Il existe pour tous les auteurs un univers idéel plus ou moins bien circonscrit qu’il est important d’explorer avant d’entreprendre leurs travaux théoriques ; ce fait est particulièrement juste pour la sociologie de Weber, et davantage encore, comme nous le verrons dans la section suivante, pour sa théorie de la démocratie. Cet univers, que nous ne développerons que sommairement, contient les éléments suivants.

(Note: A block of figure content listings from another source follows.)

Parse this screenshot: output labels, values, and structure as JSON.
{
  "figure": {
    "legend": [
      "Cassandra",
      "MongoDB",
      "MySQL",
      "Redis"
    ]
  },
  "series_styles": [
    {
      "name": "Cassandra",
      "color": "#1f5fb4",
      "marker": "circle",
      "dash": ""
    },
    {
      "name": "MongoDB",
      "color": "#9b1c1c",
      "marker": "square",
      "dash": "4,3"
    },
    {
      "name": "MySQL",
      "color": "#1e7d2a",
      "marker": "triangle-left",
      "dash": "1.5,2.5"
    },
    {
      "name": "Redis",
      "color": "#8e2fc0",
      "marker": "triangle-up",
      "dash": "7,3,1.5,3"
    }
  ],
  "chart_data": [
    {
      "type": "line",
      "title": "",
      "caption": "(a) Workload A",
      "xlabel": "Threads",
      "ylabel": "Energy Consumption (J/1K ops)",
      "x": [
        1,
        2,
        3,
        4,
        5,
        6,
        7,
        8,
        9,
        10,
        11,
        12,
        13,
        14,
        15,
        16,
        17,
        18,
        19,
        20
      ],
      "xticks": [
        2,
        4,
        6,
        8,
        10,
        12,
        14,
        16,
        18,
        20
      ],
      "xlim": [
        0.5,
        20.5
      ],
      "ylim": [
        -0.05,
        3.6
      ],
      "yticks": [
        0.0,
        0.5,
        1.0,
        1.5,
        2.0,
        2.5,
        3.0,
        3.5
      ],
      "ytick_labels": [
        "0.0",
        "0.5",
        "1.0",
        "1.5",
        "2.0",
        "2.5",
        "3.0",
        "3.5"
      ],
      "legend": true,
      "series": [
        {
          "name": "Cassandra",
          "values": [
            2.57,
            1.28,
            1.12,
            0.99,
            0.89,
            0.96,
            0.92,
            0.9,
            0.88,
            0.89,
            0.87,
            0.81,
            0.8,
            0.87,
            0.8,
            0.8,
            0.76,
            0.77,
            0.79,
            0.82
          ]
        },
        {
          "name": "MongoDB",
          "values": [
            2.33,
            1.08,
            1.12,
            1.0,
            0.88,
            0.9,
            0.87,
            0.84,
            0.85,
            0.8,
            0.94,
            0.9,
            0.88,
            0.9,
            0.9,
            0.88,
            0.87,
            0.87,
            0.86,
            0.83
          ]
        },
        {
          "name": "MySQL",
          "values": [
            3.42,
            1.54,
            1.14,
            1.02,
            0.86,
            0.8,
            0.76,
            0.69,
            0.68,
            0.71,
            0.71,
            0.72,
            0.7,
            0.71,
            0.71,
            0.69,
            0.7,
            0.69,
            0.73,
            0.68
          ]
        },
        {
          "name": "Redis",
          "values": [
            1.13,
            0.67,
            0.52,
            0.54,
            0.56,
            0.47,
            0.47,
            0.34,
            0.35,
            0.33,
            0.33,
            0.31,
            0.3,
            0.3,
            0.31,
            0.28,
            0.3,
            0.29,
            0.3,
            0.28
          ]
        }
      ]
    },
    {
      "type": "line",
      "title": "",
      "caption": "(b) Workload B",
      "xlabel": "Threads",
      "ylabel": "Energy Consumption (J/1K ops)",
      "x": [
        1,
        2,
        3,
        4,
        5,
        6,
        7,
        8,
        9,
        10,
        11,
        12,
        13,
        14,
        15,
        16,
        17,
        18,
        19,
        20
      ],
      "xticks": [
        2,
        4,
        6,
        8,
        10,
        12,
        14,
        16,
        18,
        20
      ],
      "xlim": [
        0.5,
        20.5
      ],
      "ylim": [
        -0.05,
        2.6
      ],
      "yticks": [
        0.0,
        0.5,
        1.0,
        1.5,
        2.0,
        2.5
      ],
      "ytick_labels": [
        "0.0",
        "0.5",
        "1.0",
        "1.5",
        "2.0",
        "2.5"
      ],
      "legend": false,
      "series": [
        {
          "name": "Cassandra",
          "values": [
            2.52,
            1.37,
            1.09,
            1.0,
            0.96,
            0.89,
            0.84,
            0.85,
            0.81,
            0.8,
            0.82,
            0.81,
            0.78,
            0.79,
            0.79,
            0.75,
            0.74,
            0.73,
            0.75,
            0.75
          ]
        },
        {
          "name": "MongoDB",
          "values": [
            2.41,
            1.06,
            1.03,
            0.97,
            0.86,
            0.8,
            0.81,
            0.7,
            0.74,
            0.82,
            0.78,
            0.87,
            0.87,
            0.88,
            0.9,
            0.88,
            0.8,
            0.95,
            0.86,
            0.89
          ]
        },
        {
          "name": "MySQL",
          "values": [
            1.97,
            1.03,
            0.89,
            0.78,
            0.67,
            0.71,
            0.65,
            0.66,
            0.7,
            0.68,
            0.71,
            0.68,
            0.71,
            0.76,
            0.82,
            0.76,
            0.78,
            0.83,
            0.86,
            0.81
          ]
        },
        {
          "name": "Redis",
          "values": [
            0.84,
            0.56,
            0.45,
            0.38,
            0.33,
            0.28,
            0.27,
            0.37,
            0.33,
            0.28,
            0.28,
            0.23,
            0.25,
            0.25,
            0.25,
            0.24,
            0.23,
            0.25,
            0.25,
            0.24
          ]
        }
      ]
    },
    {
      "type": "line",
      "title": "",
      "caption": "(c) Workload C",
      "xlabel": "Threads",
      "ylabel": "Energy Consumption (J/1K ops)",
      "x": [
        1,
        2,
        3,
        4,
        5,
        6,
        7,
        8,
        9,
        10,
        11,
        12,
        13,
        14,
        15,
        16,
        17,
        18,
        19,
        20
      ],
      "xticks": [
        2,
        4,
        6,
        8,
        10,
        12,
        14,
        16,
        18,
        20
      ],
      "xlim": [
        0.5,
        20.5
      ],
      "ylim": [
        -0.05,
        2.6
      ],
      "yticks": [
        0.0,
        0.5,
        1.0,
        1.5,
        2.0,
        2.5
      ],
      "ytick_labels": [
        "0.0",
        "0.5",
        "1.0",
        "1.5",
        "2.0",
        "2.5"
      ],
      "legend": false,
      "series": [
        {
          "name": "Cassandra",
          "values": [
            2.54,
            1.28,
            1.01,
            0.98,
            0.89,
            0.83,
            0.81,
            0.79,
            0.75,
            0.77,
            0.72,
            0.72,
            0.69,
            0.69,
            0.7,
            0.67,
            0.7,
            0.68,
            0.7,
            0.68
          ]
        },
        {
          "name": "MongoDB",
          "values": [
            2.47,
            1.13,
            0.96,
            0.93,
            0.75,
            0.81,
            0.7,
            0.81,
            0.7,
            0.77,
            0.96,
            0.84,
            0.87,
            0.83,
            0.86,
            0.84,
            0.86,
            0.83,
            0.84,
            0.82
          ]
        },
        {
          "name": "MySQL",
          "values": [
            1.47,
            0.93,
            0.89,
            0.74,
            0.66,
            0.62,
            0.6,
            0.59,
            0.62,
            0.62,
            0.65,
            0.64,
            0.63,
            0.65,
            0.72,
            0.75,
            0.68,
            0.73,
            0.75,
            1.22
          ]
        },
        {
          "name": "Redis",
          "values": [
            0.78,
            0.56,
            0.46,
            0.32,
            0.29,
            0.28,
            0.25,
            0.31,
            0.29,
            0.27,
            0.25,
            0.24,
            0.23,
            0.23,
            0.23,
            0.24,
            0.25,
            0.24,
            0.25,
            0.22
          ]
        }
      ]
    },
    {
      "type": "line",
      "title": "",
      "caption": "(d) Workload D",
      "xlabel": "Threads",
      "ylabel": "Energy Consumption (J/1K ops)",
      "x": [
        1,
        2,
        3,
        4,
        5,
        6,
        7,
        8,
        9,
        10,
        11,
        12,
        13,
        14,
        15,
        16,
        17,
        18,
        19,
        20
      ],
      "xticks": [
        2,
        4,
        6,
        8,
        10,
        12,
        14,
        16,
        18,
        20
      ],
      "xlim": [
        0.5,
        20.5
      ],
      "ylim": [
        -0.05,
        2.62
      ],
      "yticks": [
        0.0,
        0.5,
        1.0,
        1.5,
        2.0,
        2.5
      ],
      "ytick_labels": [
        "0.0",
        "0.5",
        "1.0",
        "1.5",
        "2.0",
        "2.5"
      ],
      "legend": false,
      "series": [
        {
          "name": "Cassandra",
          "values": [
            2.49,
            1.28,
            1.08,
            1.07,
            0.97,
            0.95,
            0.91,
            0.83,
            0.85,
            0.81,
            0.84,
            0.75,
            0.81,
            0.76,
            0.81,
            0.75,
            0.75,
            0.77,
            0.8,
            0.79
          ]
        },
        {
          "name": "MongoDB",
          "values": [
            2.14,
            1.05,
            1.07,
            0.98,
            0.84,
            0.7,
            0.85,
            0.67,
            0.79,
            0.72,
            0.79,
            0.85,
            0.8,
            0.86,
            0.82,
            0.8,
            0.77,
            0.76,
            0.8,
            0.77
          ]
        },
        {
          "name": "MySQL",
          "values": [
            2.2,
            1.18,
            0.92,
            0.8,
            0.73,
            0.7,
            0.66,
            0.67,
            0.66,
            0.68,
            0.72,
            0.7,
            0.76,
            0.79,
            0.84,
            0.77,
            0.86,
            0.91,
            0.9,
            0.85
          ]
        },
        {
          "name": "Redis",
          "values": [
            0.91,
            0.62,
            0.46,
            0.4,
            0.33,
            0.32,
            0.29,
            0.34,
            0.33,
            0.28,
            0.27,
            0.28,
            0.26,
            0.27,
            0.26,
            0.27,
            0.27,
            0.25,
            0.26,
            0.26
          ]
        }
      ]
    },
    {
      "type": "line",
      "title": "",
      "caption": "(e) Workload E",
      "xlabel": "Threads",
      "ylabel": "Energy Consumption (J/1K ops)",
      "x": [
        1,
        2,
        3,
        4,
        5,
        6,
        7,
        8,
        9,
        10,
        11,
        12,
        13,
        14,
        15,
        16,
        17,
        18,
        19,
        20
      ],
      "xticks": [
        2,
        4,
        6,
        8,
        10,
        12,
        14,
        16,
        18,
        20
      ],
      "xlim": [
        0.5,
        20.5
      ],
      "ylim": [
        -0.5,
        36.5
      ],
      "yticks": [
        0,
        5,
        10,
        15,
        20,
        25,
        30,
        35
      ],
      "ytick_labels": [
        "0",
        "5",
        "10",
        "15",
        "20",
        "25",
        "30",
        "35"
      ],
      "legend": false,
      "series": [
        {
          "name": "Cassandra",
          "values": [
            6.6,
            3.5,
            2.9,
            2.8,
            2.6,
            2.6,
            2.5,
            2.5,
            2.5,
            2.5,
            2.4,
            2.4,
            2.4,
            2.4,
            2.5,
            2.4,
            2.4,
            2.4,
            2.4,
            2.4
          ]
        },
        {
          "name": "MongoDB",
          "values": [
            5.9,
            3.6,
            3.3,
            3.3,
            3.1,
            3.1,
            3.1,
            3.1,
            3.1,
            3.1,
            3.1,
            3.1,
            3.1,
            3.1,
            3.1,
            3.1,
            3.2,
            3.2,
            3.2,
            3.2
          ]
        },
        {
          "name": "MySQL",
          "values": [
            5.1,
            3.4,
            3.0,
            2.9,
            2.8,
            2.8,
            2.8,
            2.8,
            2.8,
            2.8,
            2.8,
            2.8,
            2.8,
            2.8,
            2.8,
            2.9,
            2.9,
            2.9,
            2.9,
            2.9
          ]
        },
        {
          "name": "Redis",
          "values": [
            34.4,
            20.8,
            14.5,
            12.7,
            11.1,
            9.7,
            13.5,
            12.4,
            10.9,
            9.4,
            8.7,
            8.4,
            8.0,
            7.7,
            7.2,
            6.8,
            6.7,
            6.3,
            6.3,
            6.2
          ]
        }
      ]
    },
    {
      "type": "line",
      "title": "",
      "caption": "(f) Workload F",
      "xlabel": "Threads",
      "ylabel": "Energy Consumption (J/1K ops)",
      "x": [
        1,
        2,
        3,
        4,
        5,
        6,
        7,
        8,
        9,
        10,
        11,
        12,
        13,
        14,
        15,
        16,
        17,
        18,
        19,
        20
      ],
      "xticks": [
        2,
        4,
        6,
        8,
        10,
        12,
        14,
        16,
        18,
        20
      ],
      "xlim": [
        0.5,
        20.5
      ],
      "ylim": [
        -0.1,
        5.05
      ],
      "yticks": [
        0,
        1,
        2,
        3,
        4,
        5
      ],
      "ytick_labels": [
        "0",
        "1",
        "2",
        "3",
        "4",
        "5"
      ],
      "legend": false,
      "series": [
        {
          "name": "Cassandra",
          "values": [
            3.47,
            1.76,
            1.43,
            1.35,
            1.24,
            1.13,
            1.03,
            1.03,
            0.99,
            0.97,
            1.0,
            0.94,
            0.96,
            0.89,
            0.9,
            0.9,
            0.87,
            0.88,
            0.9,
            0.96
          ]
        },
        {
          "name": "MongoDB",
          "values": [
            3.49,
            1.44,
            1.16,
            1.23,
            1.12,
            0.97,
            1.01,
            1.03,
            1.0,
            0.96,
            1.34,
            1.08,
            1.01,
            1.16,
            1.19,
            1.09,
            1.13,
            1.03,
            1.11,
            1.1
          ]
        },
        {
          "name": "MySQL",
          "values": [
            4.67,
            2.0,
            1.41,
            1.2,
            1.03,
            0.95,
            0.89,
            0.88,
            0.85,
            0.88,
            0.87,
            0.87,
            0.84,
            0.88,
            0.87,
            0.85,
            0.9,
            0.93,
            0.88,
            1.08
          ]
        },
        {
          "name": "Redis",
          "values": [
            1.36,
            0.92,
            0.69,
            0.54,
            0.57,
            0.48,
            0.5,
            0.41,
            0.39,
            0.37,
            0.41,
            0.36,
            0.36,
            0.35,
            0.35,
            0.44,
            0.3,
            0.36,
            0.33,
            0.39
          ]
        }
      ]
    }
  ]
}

D’après Weber, une action est toujours intentionnelle ; à partir de là, on peut la qualifier de rationnelle si les moyens sont adaptés aux buts (ou, en langage wébérien, aux significations), et il s’agirait ici d’une rationalité instrumentale ; ou alors si les conduites sont adaptées à leur valeur intrinsèque (morale, esthétique, religieuse), auquel cas il s’agirait d’une action normative(rationalité axiologique). Les cas contraires, c’est-à-dire où l’action est nonrationnelle et où l’action semble plutôt s’imposer à l’individu sont moins strictement définis : l’action traditionnelle obéit à des traditions qui n’ont jamais été variées, ou à des attitudes routinières, pulsées[4]. Enfin, l’action affectuelle se caractérise par la concrétisation immédiate d’émotions fortes. En résumé : une action est soit (1) rationnelle, où elle peut être d’origine instrumentale ou normative, soit (2) non rationnelle, où elle se déroule en obéissant à une exigence traditionnelle ou affectuelle. Par contre, une action qui n’est pas intentionnelle appartient forcément au domaine extra-social, car il n’y aurait pas ici un échange inter-individuel et elle ne serait pas orientée en fonction des autres actions sociales.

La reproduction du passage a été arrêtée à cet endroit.